The `allow_http=true` flag is required because LocalStack does not
serve TLS by default.

## Scope (v0)

- Six storage backends: `memory://`, `file://`, `s3://`, `gs://`,
  `az://`. All five non-memory backends share the same manifest CAS
  protocol (`If-Match` on object stores, `flock` + atomic rename on
  the filesystem) and the same single-writer-per-namespace epoch
  fencing.
- Synchronous Python API + async coroutine API (`acypher`). Under the
  hood every call drives a tokio runtime owned by the `Client`; the
  first call you make per process pays the bootstrap cost.
- The same SST + bloom cache used by the Rust read path
  ([`SstCache`](../namidb-storage/src/cache.rs)) is exposed via
  `client.cache_stats()` so application-level dashboards can graph
  hit rate.
- Cypher coverage matches the Rust engine: LDBC SNB Interactive IC01
  through IC12, factorized execution toggleable via
  `NAMIDB_FACTORIZE=1`. See the project [`README`](../../README.md)
  for the engine's surface and the RFCs in [`docs/rfc/`](../../docs/rfc/)
  for design details.

## Running the integration test (optional)

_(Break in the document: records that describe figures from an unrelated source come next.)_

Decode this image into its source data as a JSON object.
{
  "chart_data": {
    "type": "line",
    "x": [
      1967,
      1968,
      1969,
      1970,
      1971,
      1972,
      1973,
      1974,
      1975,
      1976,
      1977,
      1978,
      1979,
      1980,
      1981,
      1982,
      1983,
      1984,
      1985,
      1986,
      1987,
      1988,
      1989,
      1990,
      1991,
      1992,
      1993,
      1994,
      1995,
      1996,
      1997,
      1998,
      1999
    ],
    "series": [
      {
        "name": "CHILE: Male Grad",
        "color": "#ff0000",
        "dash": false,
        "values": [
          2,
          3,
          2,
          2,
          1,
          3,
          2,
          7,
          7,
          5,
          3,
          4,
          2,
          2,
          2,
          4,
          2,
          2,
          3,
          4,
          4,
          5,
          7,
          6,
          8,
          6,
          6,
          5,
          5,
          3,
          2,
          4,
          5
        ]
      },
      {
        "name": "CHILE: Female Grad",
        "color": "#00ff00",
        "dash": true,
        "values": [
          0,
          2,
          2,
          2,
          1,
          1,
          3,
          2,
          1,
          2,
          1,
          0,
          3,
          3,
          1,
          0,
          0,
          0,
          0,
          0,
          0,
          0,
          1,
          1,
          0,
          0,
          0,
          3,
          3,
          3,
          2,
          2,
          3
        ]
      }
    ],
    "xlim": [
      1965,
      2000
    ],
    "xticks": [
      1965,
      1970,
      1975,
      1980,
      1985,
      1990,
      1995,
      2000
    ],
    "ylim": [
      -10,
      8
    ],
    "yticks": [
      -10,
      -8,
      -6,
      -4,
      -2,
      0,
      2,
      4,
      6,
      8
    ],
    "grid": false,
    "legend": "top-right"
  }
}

The pytest suite under `tests/` ships a LocalStack round-trip test
that is `@pytest.mark.skipif`-guarded on the
`NAMIDB_TEST_LOCALSTACK_BUCKET` env var. To enable it:

```bash
docker run -p 4566:4566 -e SERVICES=s3 localstack/localstack &
aws --endpoint-url=http://localhost:4566 s3 mb s3://namidb-it
export NAMIDB_TEST_LOCALSTACK_BUCKET=namidb-it
export AWS_ACCESS_KEY_ID=test AWS_SECRET_ACCESS_KEY=test
.venv/bin/pytest tests/test_uri.py::test_s3_localstack_round_trip -v
```

## Releasing to PyPI

1. Bump `version` in `crates/namidb-py/pyproject.toml` and
   `crates/namidb-py/Cargo.toml` (they must match).
2. Update `CHANGELOG.md` (or this README's release notes section).
3. Commit, then tag and push:
   ```bash
   git tag py-v0.2.0
   git push origin py-v0.2.0
   ```
4. `python-wheels.yml` builds 4 wheels (Linux x86_64/aarch64, macOS
   arm64, Windows x86_64) + sdist, smoke-tests one wheel on Python
   3.9 and 3.13, then publishes to PyPI via OIDC trusted publishing
   (configured once per account at
   https://pypi.org/manage/account/publishing/).

`py-v*` tag prefix keeps Python releases separate from any future
`v*` tags that mark engine / crate releases.